Le greffier Le président
Reçu et pris connaissance le :
Monsieur [F] [H] [W]
né le 12 Avril 2001 à [Localité 7] (Algér)
de nationalité Algérienne
Assisté d'un interprète
COUR D'APPEL D'AIX-EN-PROVENCE
Chambre 1-11, Rétentions Administratives
[Adresse 6]
Téléphone : [XXXXXXXX02] - [XXXXXXXX03] - [XXXXXXXX01]
Courriel : [Courriel 4]
Aix-en-Provence, le 26 Août 2024
À
- Monsieur le préfet du Var
- Monsieur le directeur du centre de rétention administrative de [Localité 5]
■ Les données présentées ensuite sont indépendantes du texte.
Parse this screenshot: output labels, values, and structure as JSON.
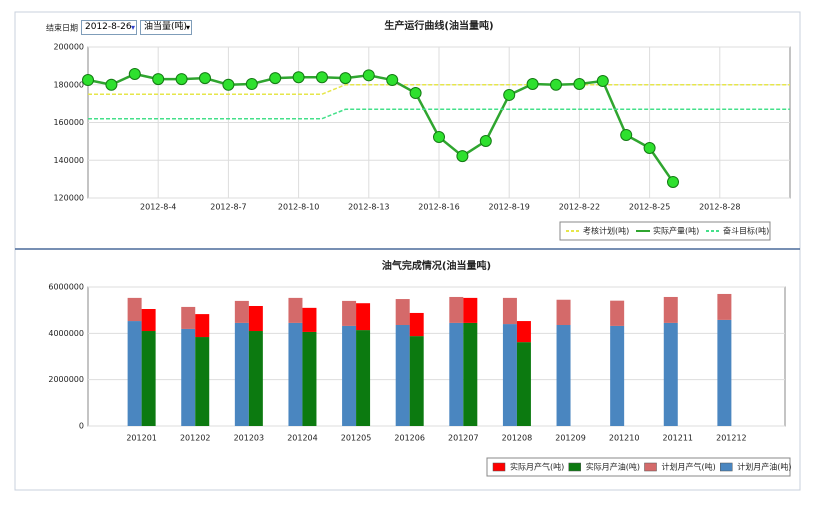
{
  "controls": {
    "end_date_label": "结束日期",
    "end_date": "2012-8-26",
    "unit": "油当量(吨)"
  },
  "chart_data": [
    {
      "type": "line",
      "title": "生产运行曲线(油当量吨)",
      "categories": [
        null,
        null,
        null,
        "2012-8-4",
        null,
        null,
        "2012-8-7",
        null,
        null,
        "2012-8-10",
        null,
        null,
        "2012-8-13",
        null,
        null,
        "2012-8-16",
        null,
        null,
        "2012-8-19",
        null,
        null,
        "2012-8-22",
        null,
        null,
        "2012-8-25",
        null,
        null,
        "2012-8-28",
        null,
        null,
        null
      ],
      "series": [
        {
          "name": "考核计划(吨)",
          "color": "#e6e64a",
          "dashed": true,
          "values": [
            175000,
            175000,
            175000,
            175000,
            175000,
            175000,
            175000,
            175000,
            175000,
            175000,
            175000,
            180000,
            180000,
            180000,
            180000,
            180000,
            180000,
            180000,
            180000,
            180000,
            180000,
            180000,
            180000,
            180000,
            180000,
            180000,
            180000,
            180000,
            180000,
            180000,
            180000
          ]
        },
        {
          "name": "实际产量(吨)",
          "color": "#2fa52f",
          "markers": true,
          "values": [
            182500,
            180000,
            185700,
            183000,
            183000,
            183500,
            180000,
            180400,
            183500,
            184000,
            184000,
            183500,
            185000,
            182500,
            175600,
            152300,
            142200,
            150200,
            174600,
            180400,
            180000,
            180400,
            182000,
            153400,
            146500,
            128500,
            null,
            null,
            null,
            null,
            null
          ]
        },
        {
          "name": "奋斗目标(吨)",
          "color": "#44e08a",
          "dashed": true,
          "values": [
            162000,
            162000,
            162000,
            162000,
            162000,
            162000,
            162000,
            162000,
            162000,
            162000,
            162000,
            167000,
            167000,
            167000,
            167000,
            167000,
            167000,
            167000,
            167000,
            167000,
            167000,
            167000,
            167000,
            167000,
            167000,
            167000,
            167000,
            167000,
            167000,
            167000,
            167000
          ]
        }
      ],
      "ylim": [
        120000,
        200000
      ],
      "yticks": [
        120000,
        140000,
        160000,
        180000,
        200000
      ],
      "grid": true,
      "legend": "bottom-right"
    },
    {
      "type": "bar",
      "title": "油气完成情况(油当量吨)",
      "categories": [
        "201201",
        "201202",
        "201203",
        "201204",
        "201205",
        "201206",
        "201207",
        "201208",
        "201209",
        "201210",
        "201211",
        "201212"
      ],
      "series": [
        {
          "name": "实际月产气(吨)",
          "color": "#ff0000",
          "values": [
            950000,
            990000,
            1080000,
            1040000,
            1160000,
            1000000,
            1080000,
            910000,
            null,
            null,
            null,
            null
          ]
        },
        {
          "name": "实际月产油(吨)",
          "color": "#0c7a10",
          "values": [
            4100000,
            3840000,
            4100000,
            4060000,
            4140000,
            3880000,
            4450000,
            3620000,
            null,
            null,
            null,
            null
          ]
        },
        {
          "name": "计划月产气(吨)",
          "color": "#d46a6a",
          "values": [
            1000000,
            950000,
            950000,
            1080000,
            1080000,
            1120000,
            1120000,
            1130000,
            1090000,
            1090000,
            1120000,
            1120000
          ]
        },
        {
          "name": "计划月产油(吨)",
          "color": "#4a86c0",
          "values": [
            4530000,
            4190000,
            4450000,
            4450000,
            4320000,
            4360000,
            4450000,
            4400000,
            4360000,
            4320000,
            4450000,
            4580000
          ]
        }
      ],
      "ylim": [
        0,
        6000000
      ],
      "yticks": [
        0,
        2000000,
        4000000,
        6000000
      ],
      "grid": true,
      "legend": "bottom-right"
    }
  ]
}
- Monsieur le procureur général
- Monsieur le greffier du Juge des libertés et de la détention de MARSEILLE
- Maître Maeva LAURENS
NOTIFICATION D'UNE ORDONNANCE
J'ai l'honneur de vous notifier l'ordonnance ci-jointe rendue le 26 Août 2024, suite à l'appel interjeté par :
Monsieur [F] [H] [W]
né le 12 Avril 2001 à [Localité 7] (Algér)
de nationalité Algérienne
Je vous remercie de m'accuser réception du présent envoi.
Le greffier,
VOIE DE RECOURS
Nous prions Monsieur le directeur du centre de rétention administrative de bien vouloir indiquer au retenu qu'il peut se pourvoir en cassation contre cette ordonnance dans un délai de 2 mois à compter de cette notification, le pourvoi devant être formé par déclaration au greffe de la Cour de cassation.